Georgia will prohibit the execution of people found "guilty but mentally retarded" when a newly signed bill prompted by a 1986 execution takes effect this summer.

The measure passed the 1988 General Assembly despite initial opposition to early drafts from prosecutors. Gov. Joe Frank Harris' signature last week puts it on the law books July 1.The law allows juries or judges if a jury trial is waived to return a new verdict of "guilty but mentally retarded" and stipulates that individuals so convicted could be sentenced to life but cannot be executed.

Georgia law previously allowed verdicts of not guilty by reason of insanity and guilty but mentally ill, but had no separate provision for the mentally retarded.

Before being allowed to enter a plea of guilty but mentally retarded, an individual would be required to undergo a psychological examination and satisfy the judge that there was a factual basis for him to enter the plea.
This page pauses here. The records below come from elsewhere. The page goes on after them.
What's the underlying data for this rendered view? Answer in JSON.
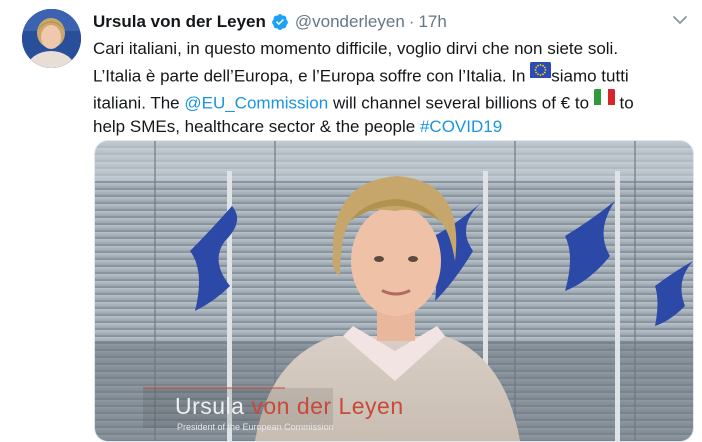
{
  "tweet": {
    "author_name": "Ursula von der Leyen",
    "handle": "@vonderleyen",
    "separator": "·",
    "timestamp": "17h",
    "text": {
      "line1": "Cari italiani, in questo momento difficile, voglio dirvi che non siete soli.",
      "line2a": "L’Italia è parte dell’Europa, e l’Europa soffre con l’Italia. In ",
      "line2b": "siamo tutti",
      "line3a": "italiani. The ",
      "mention": "@EU_Commission",
      "line3b": " will channel several billions of € to ",
      "line3c": " to",
      "line4a": "help SMEs, healthcare sector & the people ",
      "hashtag": "#COVID19"
    },
    "icons": {
      "verified": "verified-badge-icon",
      "more": "chevron-down-icon",
      "eu_flag": "eu-flag-emoji",
      "it_flag": "italy-flag-emoji"
    },
    "colors": {
      "link": "#1b95e0",
      "secondary": "#657786",
      "verified": "#1da1f2"
    },
    "media": {
      "caption_first": "Ursula",
      "caption_rest": " von der Leyen",
      "caption_sub": "President of the European Commission"
    }
  }
}
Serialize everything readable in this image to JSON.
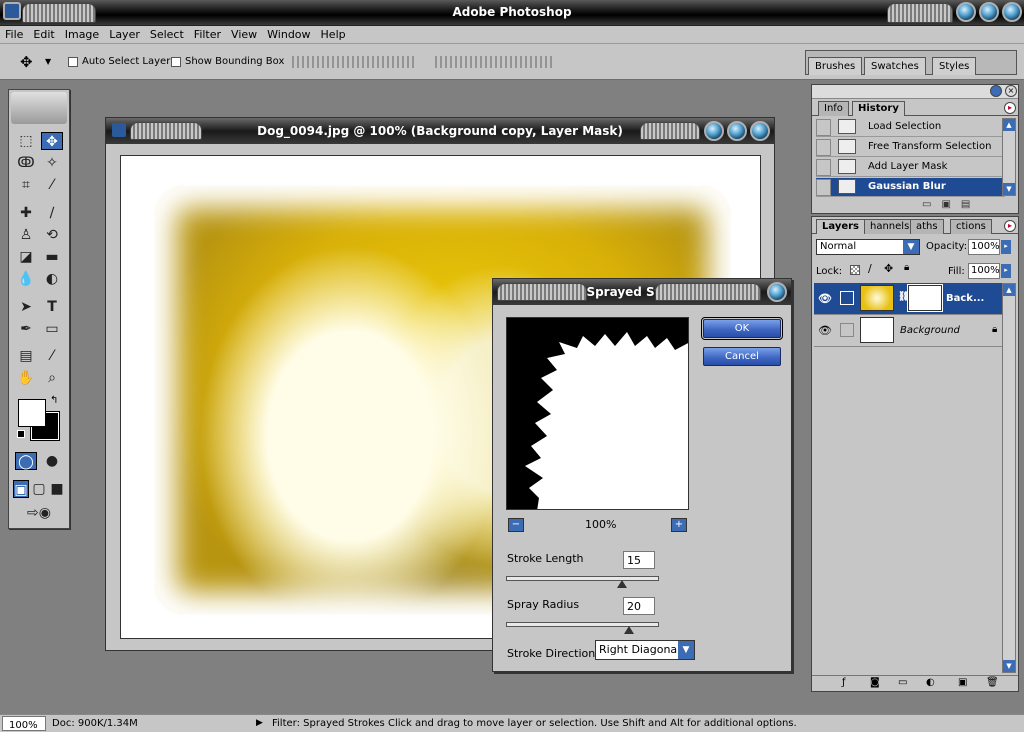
{
  "app": {
    "title": "Adobe Photoshop"
  },
  "menu": [
    "File",
    "Edit",
    "Image",
    "Layer",
    "Select",
    "Filter",
    "View",
    "Window",
    "Help"
  ],
  "options": {
    "auto_select": "Auto Select Layer",
    "show_bbox": "Show Bounding Box"
  },
  "palette_well": {
    "tabs": [
      "Brushes",
      "Swatches",
      "Styles"
    ]
  },
  "document": {
    "title": "Dog_0094.jpg @ 100% (Background copy, Layer Mask)"
  },
  "dialog": {
    "title": "Sprayed Strokes",
    "ok": "OK",
    "cancel": "Cancel",
    "zoom": "100%",
    "stroke_length_label": "Stroke Length",
    "stroke_length_value": "15",
    "stroke_length_level": 15,
    "spray_radius_label": "Spray Radius",
    "spray_radius_value": "20",
    "spray_radius_level": 20,
    "direction_label": "Stroke Direction:",
    "direction_value": "Right Diagonal"
  },
  "history_palette": {
    "tabs": [
      "Info",
      "History"
    ],
    "items": [
      {
        "label": "Load Selection"
      },
      {
        "label": "Free Transform Selection"
      },
      {
        "label": "Add Layer Mask"
      },
      {
        "label": "Gaussian Blur"
      }
    ]
  },
  "layers_palette": {
    "tabs": [
      "Layers",
      "Channels",
      "Paths",
      "Actions"
    ],
    "tab_labels": [
      "Layers",
      "hannels",
      "aths",
      "ctions"
    ],
    "blend_mode": "Normal",
    "opacity_label": "Opacity:",
    "opacity": "100%",
    "lock_label": "Lock:",
    "fill_label": "Fill:",
    "fill": "100%",
    "layers": [
      {
        "name": "Back..."
      },
      {
        "name": "Background"
      }
    ]
  },
  "status": {
    "zoom": "100%",
    "doc": "Doc: 900K/1.34M",
    "filter": "Filter: Sprayed Strokes",
    "hint": "Click and drag to move layer or selection.  Use Shift and Alt for additional options."
  },
  "icons": {
    "toolbox": [
      "marquee",
      "move",
      "lasso",
      "magic-wand",
      "crop",
      "slice",
      "healing",
      "brush",
      "stamp",
      "history-brush",
      "eraser",
      "gradient",
      "blur",
      "dodge",
      "path-select",
      "type",
      "pen",
      "shape",
      "notes",
      "eyedropper",
      "hand",
      "zoom"
    ]
  },
  "colors": {
    "selection": "#1e4b94",
    "button": "#3c64c0",
    "chrome": "#c6c6c6"
  }
}
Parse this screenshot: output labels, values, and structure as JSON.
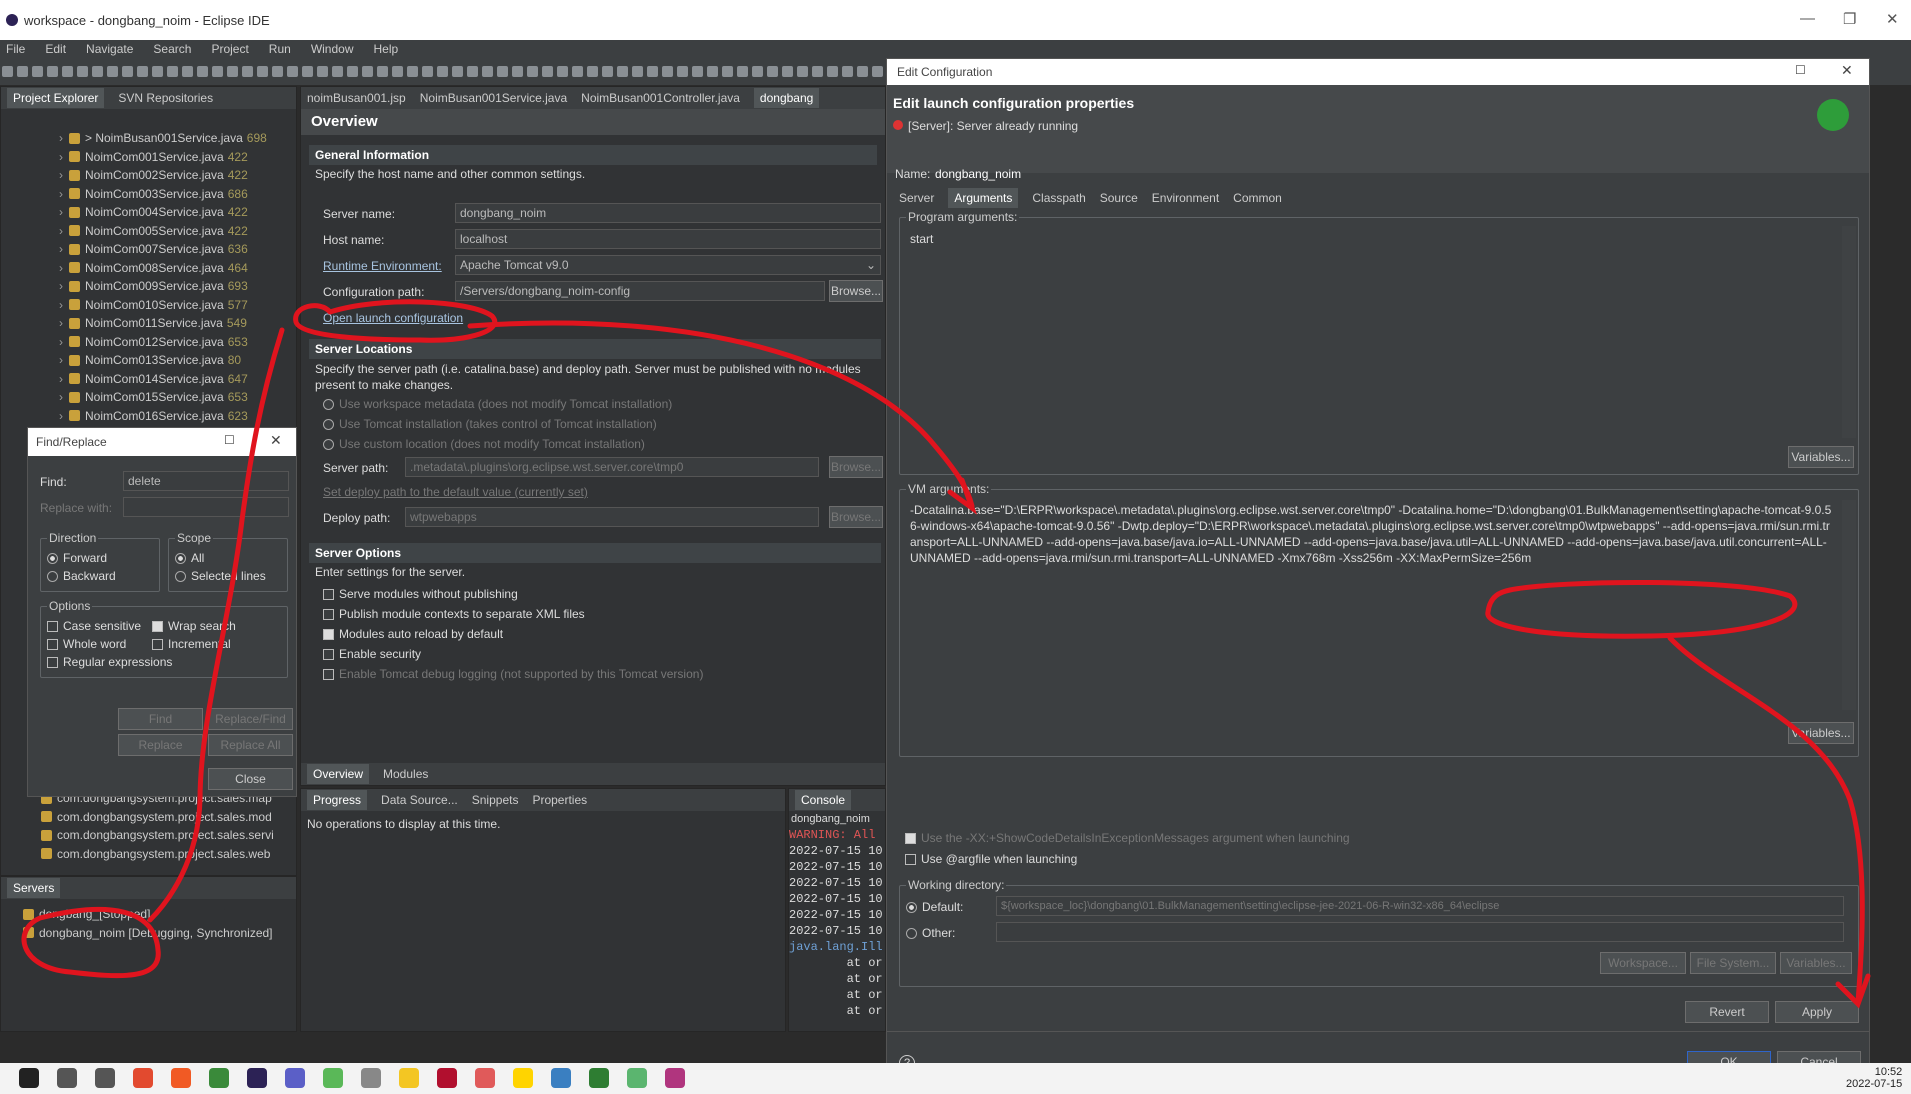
{
  "window": {
    "title": "workspace - dongbang_noim - Eclipse IDE"
  },
  "menu": [
    "File",
    "Edit",
    "Navigate",
    "Search",
    "Project",
    "Run",
    "Window",
    "Help"
  ],
  "explorer": {
    "tabs": [
      "Project Explorer",
      "SVN Repositories"
    ],
    "items": [
      {
        "name": "> NoimBusan001Service.java",
        "num": "698"
      },
      {
        "name": "NoimCom001Service.java",
        "num": "422"
      },
      {
        "name": "NoimCom002Service.java",
        "num": "422"
      },
      {
        "name": "NoimCom003Service.java",
        "num": "686"
      },
      {
        "name": "NoimCom004Service.java",
        "num": "422"
      },
      {
        "name": "NoimCom005Service.java",
        "num": "422"
      },
      {
        "name": "NoimCom007Service.java",
        "num": "636"
      },
      {
        "name": "NoimCom008Service.java",
        "num": "464"
      },
      {
        "name": "NoimCom009Service.java",
        "num": "693"
      },
      {
        "name": "NoimCom010Service.java",
        "num": "577"
      },
      {
        "name": "NoimCom011Service.java",
        "num": "549"
      },
      {
        "name": "NoimCom012Service.java",
        "num": "653"
      },
      {
        "name": "NoimCom013Service.java",
        "num": "80"
      },
      {
        "name": "NoimCom014Service.java",
        "num": "647"
      },
      {
        "name": "NoimCom015Service.java",
        "num": "653"
      },
      {
        "name": "NoimCom016Service.java",
        "num": "623"
      }
    ],
    "packages": [
      "com.dongbangsystem.project.sales.map",
      "com.dongbangsystem.project.sales.mod",
      "com.dongbangsystem.project.sales.servi",
      "com.dongbangsystem.project.sales.web"
    ]
  },
  "servers": {
    "tab": "Servers",
    "items": [
      "dongbang_[Stopped]",
      "dongbang_noim [Debugging, Synchronized]"
    ]
  },
  "findReplace": {
    "title": "Find/Replace",
    "find_label": "Find:",
    "find_value": "delete",
    "replace_label": "Replace with:",
    "direction": "Direction",
    "forward": "Forward",
    "backward": "Backward",
    "scope": "Scope",
    "scope_all": "All",
    "selected_lines": "Selected lines",
    "options": "Options",
    "case_sensitive": "Case sensitive",
    "wrap_search": "Wrap search",
    "whole_word": "Whole word",
    "incremental": "Incremental",
    "regex": "Regular expressions",
    "find_btn": "Find",
    "replace_find_btn": "Replace/Find",
    "replace_btn": "Replace",
    "replace_all_btn": "Replace All",
    "close_btn": "Close"
  },
  "editor": {
    "tabs": [
      "noimBusan001.jsp",
      "NoimBusan001Service.java",
      "NoimBusan001Controller.java",
      "dongbang"
    ],
    "title": "Overview",
    "general": {
      "title": "General Information",
      "desc": "Specify the host name and other common settings.",
      "server_name_label": "Server name:",
      "server_name": "dongbang_noim",
      "host_name_label": "Host name:",
      "host_name": "localhost",
      "runtime_label": "Runtime Environment:",
      "runtime": "Apache Tomcat v9.0",
      "config_label": "Configuration path:",
      "config": "/Servers/dongbang_noim-config",
      "browse": "Browse...",
      "open_launch": "Open launch configuration"
    },
    "locations": {
      "title": "Server Locations",
      "desc": "Specify the server path (i.e. catalina.base) and deploy path. Server must be published with no modules present to make changes.",
      "opt1": "Use workspace metadata (does not modify Tomcat installation)",
      "opt2": "Use Tomcat installation (takes control of Tomcat installation)",
      "opt3": "Use custom location (does not modify Tomcat installation)",
      "server_path_label": "Server path:",
      "server_path": ".metadata\\.plugins\\org.eclipse.wst.server.core\\tmp0",
      "set_default": "Set deploy path to the default value (currently set)",
      "deploy_label": "Deploy path:",
      "deploy": "wtpwebapps"
    },
    "options": {
      "title": "Server Options",
      "desc": "Enter settings for the server.",
      "o1": "Serve modules without publishing",
      "o2": "Publish module contexts to separate XML files",
      "o3": "Modules auto reload by default",
      "o4": "Enable security",
      "o5": "Enable Tomcat debug logging (not supported by this Tomcat version)"
    },
    "bottom_tabs": [
      "Overview",
      "Modules"
    ]
  },
  "bottom": {
    "tabs": [
      "Progress",
      "Data Source...",
      "Snippets",
      "Properties"
    ],
    "msg": "No operations to display at this time.",
    "console_tab": "Console",
    "console_head": "dongbang_noim",
    "console_lines": [
      "WARNING: All",
      "2022-07-15 10",
      "2022-07-15 10",
      "2022-07-15 10",
      "2022-07-15 10",
      "2022-07-15 10",
      "2022-07-15 10",
      "java.lang.Ill",
      "        at or",
      "        at or",
      "        at or",
      "        at or"
    ]
  },
  "dialog": {
    "title": "Edit Configuration",
    "heading": "Edit launch configuration properties",
    "error": "[Server]: Server already running",
    "name_label": "Name:",
    "name": "dongbang_noim",
    "tabs": [
      "Server",
      "Arguments",
      "Classpath",
      "Source",
      "Environment",
      "Common"
    ],
    "program_args_label": "Program arguments:",
    "program_args": "start",
    "variables": "Variables...",
    "vm_args_label": "VM arguments:",
    "vm_args": "-Dcatalina.base=\"D:\\ERPR\\workspace\\.metadata\\.plugins\\org.eclipse.wst.server.core\\tmp0\" -Dcatalina.home=\"D:\\dongbang\\01.BulkManagement\\setting\\apache-tomcat-9.0.56-windows-x64\\apache-tomcat-9.0.56\" -Dwtp.deploy=\"D:\\ERPR\\workspace\\.metadata\\.plugins\\org.eclipse.wst.server.core\\tmp0\\wtpwebapps\" --add-opens=java.rmi/sun.rmi.transport=ALL-UNNAMED --add-opens=java.base/java.io=ALL-UNNAMED --add-opens=java.base/java.util=ALL-UNNAMED --add-opens=java.base/java.util.concurrent=ALL-UNNAMED --add-opens=java.rmi/sun.rmi.transport=ALL-UNNAMED -Xmx768m -Xss256m -XX:MaxPermSize=256m",
    "show_code": "Use the -XX:+ShowCodeDetailsInExceptionMessages argument when launching",
    "argfile": "Use @argfile when launching",
    "workdir_label": "Working directory:",
    "default": "Default:",
    "default_path": "${workspace_loc}\\dongbang\\01.BulkManagement\\setting\\eclipse-jee-2021-06-R-win32-x86_64\\eclipse",
    "other": "Other:",
    "workspace_btn": "Workspace...",
    "filesystem_btn": "File System...",
    "vars_btn": "Variables...",
    "revert": "Revert",
    "apply": "Apply",
    "ok": "OK",
    "cancel": "Cancel"
  },
  "taskbar": {
    "time": "10:52",
    "date": "2022-07-15"
  },
  "colors": {
    "annotation": "#e0141e",
    "accent": "#2f65ca"
  }
}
Atlanta lawyer Clive Stafford-Smith said Georgia may be the first state to take such a step.

The new law was prompted in part by widespread criticism of the execution of Jerome Bowden.

Bowden, whose attorneys contended he should not be executed because of mental retardation, was sentenced to death for a 1976 murder.

Despite the finding that Bowden's IQ was 65 100 is considered average the board concluded that Bowden knew right from wrong and voted to allow the execution to be carried out. He was executed June 24, 1986.